Boiled Fillets Of Mackerel

After having taken off and divided the flesh of the fish, as above, place it flat in one layer in a wide stewpan or saucepan, and just cover the fillets with cold water; throw in a teaspoonful of salt, and two or three small sprigs of parsley. Bring the mackerel slowly to a boil, clear off the scum with care, and after two or three minutes of slow simmering, try the fillets with a fork; if the thick part divides with a touch, they are done.
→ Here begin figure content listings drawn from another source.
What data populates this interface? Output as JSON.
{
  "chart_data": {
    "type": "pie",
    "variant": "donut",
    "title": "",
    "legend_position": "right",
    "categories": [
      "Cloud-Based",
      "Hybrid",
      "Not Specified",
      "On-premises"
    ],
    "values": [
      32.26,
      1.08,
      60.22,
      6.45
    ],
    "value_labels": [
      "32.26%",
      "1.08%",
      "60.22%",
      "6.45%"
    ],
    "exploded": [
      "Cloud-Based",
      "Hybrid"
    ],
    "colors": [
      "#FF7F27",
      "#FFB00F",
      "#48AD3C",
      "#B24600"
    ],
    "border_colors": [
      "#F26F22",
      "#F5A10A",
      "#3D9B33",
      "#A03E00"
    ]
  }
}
Lift them out cautiously with a slice; drain, and serve them very hot with good parsley and butter; or strip off the skin quickly, and pour a Maitre d'Hotel sauce over them.

Mackerel Broiled Whole

(an excellent receipt.) Empty, and cleanse perfectly a fine and very fresh mackerel, but without opening it more than is needful; dry it well, either in a cloth, or by hanging it in a cool air until it is stiff; make, with a sharp knife, a deep incision the whole length of the fish, on either side of the backbone, and about half an inch from it, and with a feather put in a little cayenne and fine salt, mixed with a few drops of good salad oil or clarified butter. Lay the mackerel over a moderate fire upon a well heated gridiron, which has been rubbed with suet; loosen it gently should it stick, which it will do unless often moved; and when it is equally done on both sides, turn the back to the fire. About half an hour will broil it well. If a sheet of thickly-buttered writing-paper be folded round it, and just twisted at the ends before it is laid on the gridiron, it will be finer eating than if exposed to the fire; but sometimes when this is done, the skin will adhere to the paper, and be drawn off with it, which injures its appearance. A cold Maitre d'Hotel sauce (see Chapter IV (Sauces).), may be put into the back before it is sent to table. This is one of the very best modes of dressing a mackerel, which in flavour is quite a different fish when thus prepared to one which is simply boiled.

A drop of oil is sometimes passed over the skin to prevent its sticking to the iron. It may be laid to the fire after having been merely cut as we have directed, when it is preferred so. 30 minutes; 25 if small.